The exercise was meant to be an imagined walking tour which takes place in a public space. The definition of a public space is a rather subjective and conditional one (such as people not being allowed to sleep in parks). Moretti refers to public spaces as an "unstable category" (p.93) in A Different Kind of Ethnography. I'd argue that islands on Animal Crossing are somewhat a form of semi-public spaces considering anyone on your friends' list can visit you once you open your airport gates, and random characters from the game can move in. In addition to that, even if you're not friends with someone on the Switch console, you can still generate a code to invite a stranger. It is selective, considering you need to purchase a console, a copy of the game, have an internet connection and a Nintendo Switch Online membership. The latter can be purchased for one month, three months, or one year. From the tasks and rewards, we can notice that these islands are a reflection of our own society, covered up to look like a kids game.
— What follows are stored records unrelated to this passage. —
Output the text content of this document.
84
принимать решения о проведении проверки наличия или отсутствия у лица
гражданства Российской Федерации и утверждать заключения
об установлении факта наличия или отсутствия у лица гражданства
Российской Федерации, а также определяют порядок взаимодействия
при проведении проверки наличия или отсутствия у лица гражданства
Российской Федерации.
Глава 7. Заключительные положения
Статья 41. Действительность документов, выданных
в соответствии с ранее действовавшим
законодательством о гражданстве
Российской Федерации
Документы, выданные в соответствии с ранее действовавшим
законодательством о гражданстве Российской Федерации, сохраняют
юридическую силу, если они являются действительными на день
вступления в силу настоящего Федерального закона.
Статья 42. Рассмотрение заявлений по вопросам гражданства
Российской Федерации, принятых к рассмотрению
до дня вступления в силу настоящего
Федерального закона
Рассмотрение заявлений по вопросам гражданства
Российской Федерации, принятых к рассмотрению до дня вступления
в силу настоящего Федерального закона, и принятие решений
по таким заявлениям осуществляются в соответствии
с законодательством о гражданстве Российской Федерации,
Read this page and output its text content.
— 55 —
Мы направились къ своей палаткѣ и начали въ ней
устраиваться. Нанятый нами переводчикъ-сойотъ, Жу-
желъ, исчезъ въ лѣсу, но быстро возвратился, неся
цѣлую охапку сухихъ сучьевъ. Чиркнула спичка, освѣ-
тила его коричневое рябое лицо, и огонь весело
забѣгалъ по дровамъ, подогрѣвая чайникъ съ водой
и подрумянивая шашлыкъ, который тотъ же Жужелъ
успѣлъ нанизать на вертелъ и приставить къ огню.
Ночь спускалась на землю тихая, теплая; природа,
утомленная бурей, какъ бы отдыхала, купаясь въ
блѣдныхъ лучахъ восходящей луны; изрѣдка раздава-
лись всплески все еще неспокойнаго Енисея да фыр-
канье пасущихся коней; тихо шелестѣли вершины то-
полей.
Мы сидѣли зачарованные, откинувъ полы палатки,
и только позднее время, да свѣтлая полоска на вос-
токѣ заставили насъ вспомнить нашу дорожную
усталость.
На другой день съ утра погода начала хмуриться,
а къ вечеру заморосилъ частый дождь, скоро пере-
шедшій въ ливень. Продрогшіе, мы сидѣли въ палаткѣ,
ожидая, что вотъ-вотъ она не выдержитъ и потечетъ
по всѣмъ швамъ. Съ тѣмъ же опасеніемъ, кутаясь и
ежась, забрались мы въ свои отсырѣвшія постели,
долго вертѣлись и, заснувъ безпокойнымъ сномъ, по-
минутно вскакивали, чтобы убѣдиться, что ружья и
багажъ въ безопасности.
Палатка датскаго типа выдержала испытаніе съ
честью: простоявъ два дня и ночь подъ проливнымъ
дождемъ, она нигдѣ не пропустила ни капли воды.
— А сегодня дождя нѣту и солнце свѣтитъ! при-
I have certainly tackled the exercise in a different way than the author intended. However, the way we tackle and think about things has been shifting a lot lately. Many things aren't the same as they used to be, including being out in the public. Supermarkets have new rules of only letting one person per household in, choirs are meeting online… Even streets are inaccessible after a certain hour. I think video game realms, much like Zoom calls with modified spatial backgrounds, hold in them the potential to become gathering spaces. Animal Crossing New Horizons is just one example
References
Hernandez, P. (2020). "It Actually Matters When Your Animal Crossing Villager Moves In." Polygon.
Moretti, C. (2016). "Walking." A Different Kind of Ethnography: Imaginative Practices and Creative Methodologies. University of Toronto Press.